Le paysage pénitencier français voit depuis 2009 naitre un nouveau type de structure. L'UHSA entité chimérique, mi-prison mi-HP, dont la mission est d'offrir une prise en charge adaptée à des personnes soumises au régime carcéral ET necessitant une hospitalisation en psychiatrie.

Je m'interroge.

Il existe pourtant toujours des experts dont le rôle est d'évaluer l'état de santé mentale des délinquants et criminels et de séparer le judiciaire du médical. Alors quelles sont celles et ceux qui justifient l'aménagement d'une prison sur le sol de la psychiatrie?
Je vous propose d'y jeter un oeil.

La structure est entourée d'un long mur de béton dans laquelle se découpe une porte en acier blindée sans poignées. Il faut sonner pour entrer. Un déclic indique l'ouverture de la serrure on entre. Ici commence la prison. On salut les collègues de l'administration pénitencière, on se prête machinalement aux contraintes de sécurité. Succession de grilles et de sas, une nouvelle porte, blindée, pas de poignées. Un dernier sourire à la caméra, la serrure claque. On quitte le monde des hommes en bleu pour celui des hommes en blancs.

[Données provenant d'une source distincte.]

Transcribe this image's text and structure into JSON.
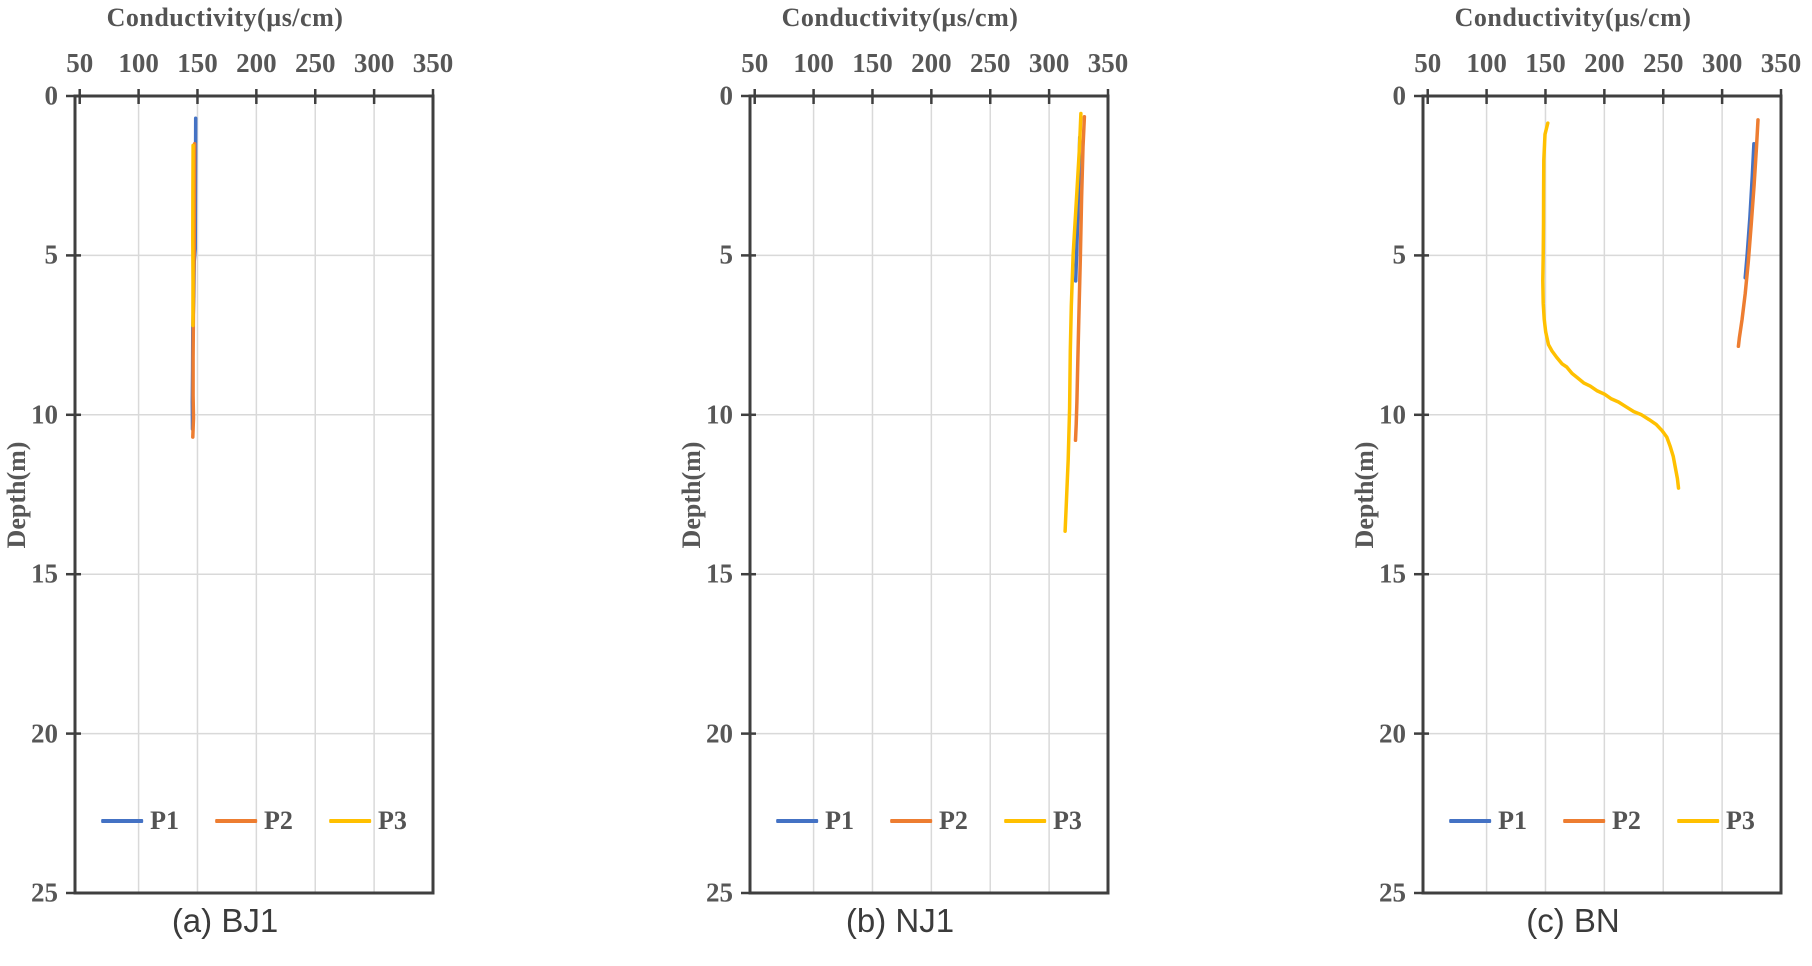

Ici on tente d'insérer le mieux possible un cadre hospitalier au sein d'un cadre carcéral nécessairement très contraignant. Le patient est soumis non seulement au règlement pénitencier mais aussi aux contraintes hospitalières... On peut à présent priver quelqu'un de sa liberté d'aller en prison...!! Incroyable!!.. Et pourtant...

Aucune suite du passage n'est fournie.